Latson’s son also sat out school, staying with grandparents instead, the principal said.

Though Westglades Middle School opened for business, its neighbor, Stoneman Douglas -- as the locals call it -- remained a crime scene.

“He doesn’t need to see that,” Latson said.

At the same time, Latson said he invited police to roam his campus to assess possible security risks in the way the school operates. Their observations will inform the changes he spoke of in his six-minute address to Spanish River students.

The message that followed the Pledge of Allegiance was unscripted, Latson said. The principal began by crediting his students for their history of responsible behavior but said some of their previously negotiated on-campus perks might have to be curbed.

While Latson hadn’t intended to describe his own pain, it just spilled out, he said.

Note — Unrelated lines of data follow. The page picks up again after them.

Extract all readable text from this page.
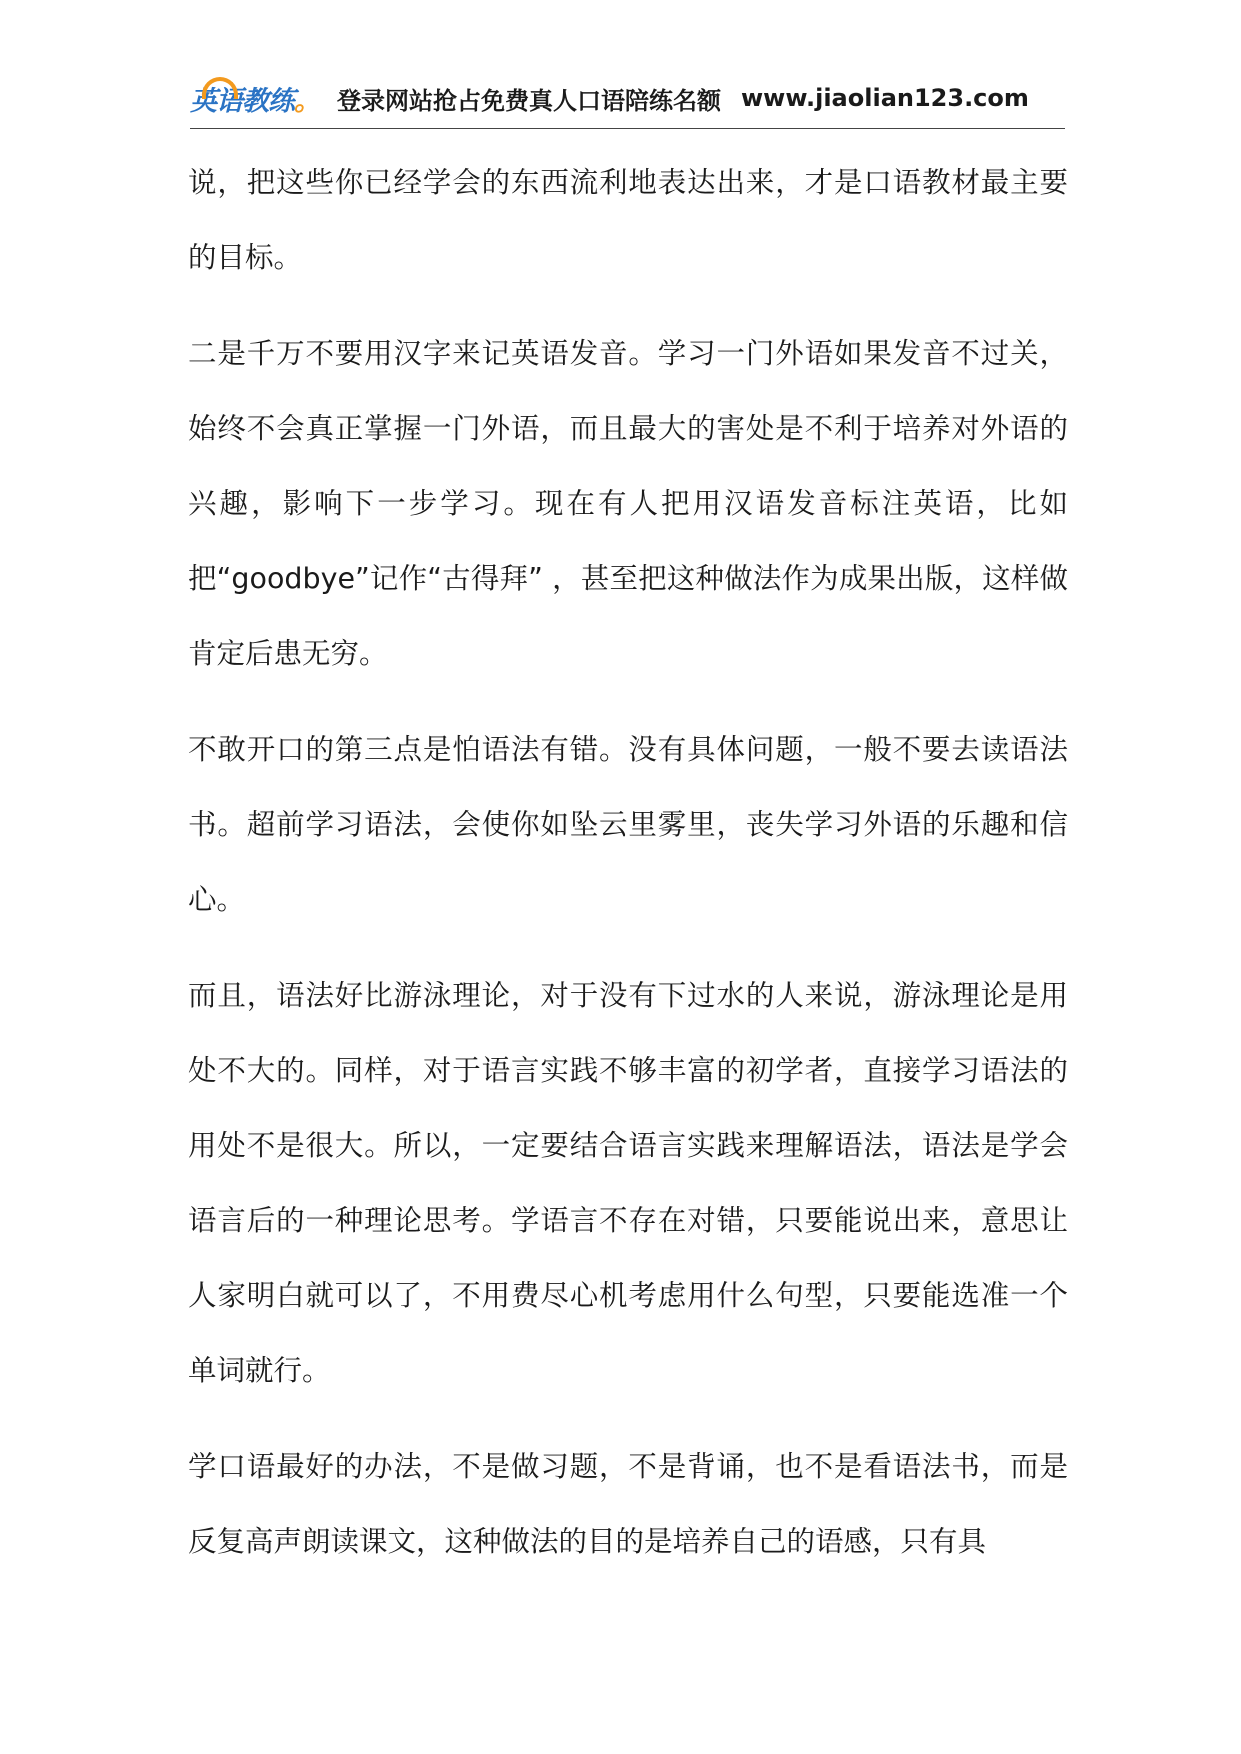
英语教练。 登录网站抢占免费真人口语陪练名额 www.jiaolian123.com

说，把这些你已经学会的东西流利地表达出来，才是口语教材最主要的目标。

二是千万不要用汉字来记英语发音。学习一门外语如果发音不过关，始终不会真正掌握一门外语，而且最大的害处是不利于培养对外语的兴趣，影响下一步学习。现在有人把用汉语发音标注英语，比如把“goodbye”记作“古得拜” ，甚至把这种做法作为成果出版，这样做肯定后患无穷。

不敢开口的第三点是怕语法有错。没有具体问题，一般不要去读语法书。超前学习语法，会使你如坠云里雾里，丧失学习外语的乐趣和信心。

而且，语法好比游泳理论，对于没有下过水的人来说，游泳理论是用处不大的。同样，对于语言实践不够丰富的初学者，直接学习语法的用处不是很大。所以，一定要结合语言实践来理解语法，语法是学会语言后的一种理论思考。学语言不存在对错，只要能说出来，意思让人家明白就可以了，不用费尽心机考虑用什么句型，只要能选准一个单词就行。

学口语最好的办法，不是做习题，不是背诵，也不是看语法书，而是反复高声朗读课文，这种做法的目的是培养自己的语感，只有具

“Yesterday, I spent six and a half hours at Stoneman Douglas because my son … he’s on the same campus. So he was right in the middle. The individual ran from Stoneman Douglas, went on to his campus and went off. So, I‘m speaking as a parent knowing how I felt not having information about my child,” Latson said. “I don’t want that for your parents.”

He referenced changes that will soon allow administrators to directly message parents through apps on their cell phones, a tool he wished the Marjory Stoneman Douglas High principal had Wednesday. Latson then signed off. “We will get through this. We will make some changes. I want you to have as normal a day as possible.”